Republicans weren’t the only ones blindsided by this bill. So was Sen. Mark Mullet, D-Issaquah. He hadn’t even seen the entire bill when it came over from the House, even though he chairs the Senate committee overseeing banks and other financial institutions. Given his financial experience, he also explained how this can have a ripple effect on lending practices for our average citizens. If such a claim could be alleviated, we still don’t know, he added, since this bill was rammed through without any legal analysis that could be done in two days. More importantly, Senate Democratic leadership disrespected Washingtonians by purposefully ignoring legislative process and constitutional principles designed to give everyone the opportunity to review, offer comments and changes. In fact, it is quite common for bills that go through the traditional process to have changed multiple times. In the end, it isn’t a surprise that Sen. Mullet and a few other Senate Democratic members sided with us in voting no. But it wasn’t enough to kill the bill.
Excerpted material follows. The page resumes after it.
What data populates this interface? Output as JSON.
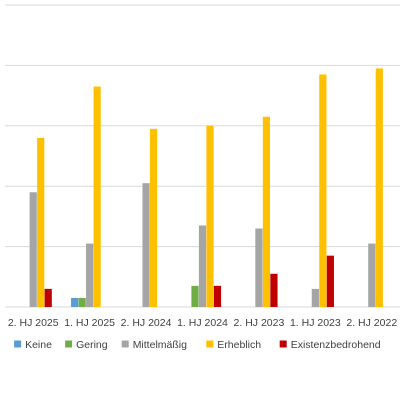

Before Gov. Inslee signed this proposal May 21, Sen. Mullet joined Sen. Mark Schoesler, R-Ritzville, Sen. John Braun, R-Centralia, and Rep. Drew Stokesbary, R-Auburn, in sending the governor a letter requesting that he veto the tax on financial institutions – a tax that would total $133 million. But Inslee did not veto it, even though he had vetoed similar hastily passed tax legislation in the past.
This wasn’t the only tax affecting banks. House Bill 2158, which raises the B&O tax service rate from 1.5 percent to 1.8 percent, also became law. When you combine that with what HB 2167 does, the rate that banks pay will nearly double what they currently pay. In fact, banks in Washington will now be among those institutions with some of the highest tax burdens in the country.
All of this was brought about because our friends across the aisle claim that this new law will help folks who earn a lower income and are overburdened by taxes. If we truly want to lower the tax burden on those who are struggling financially, we shouldn’t do it by taxing the majority of places that hold their money. A wiser option would be to end superfluous taxes, especially after revenue has increased in two years from $41 billion to $50 billion.
And especially after introducing taxes that came out of nowhere in the last two days of session.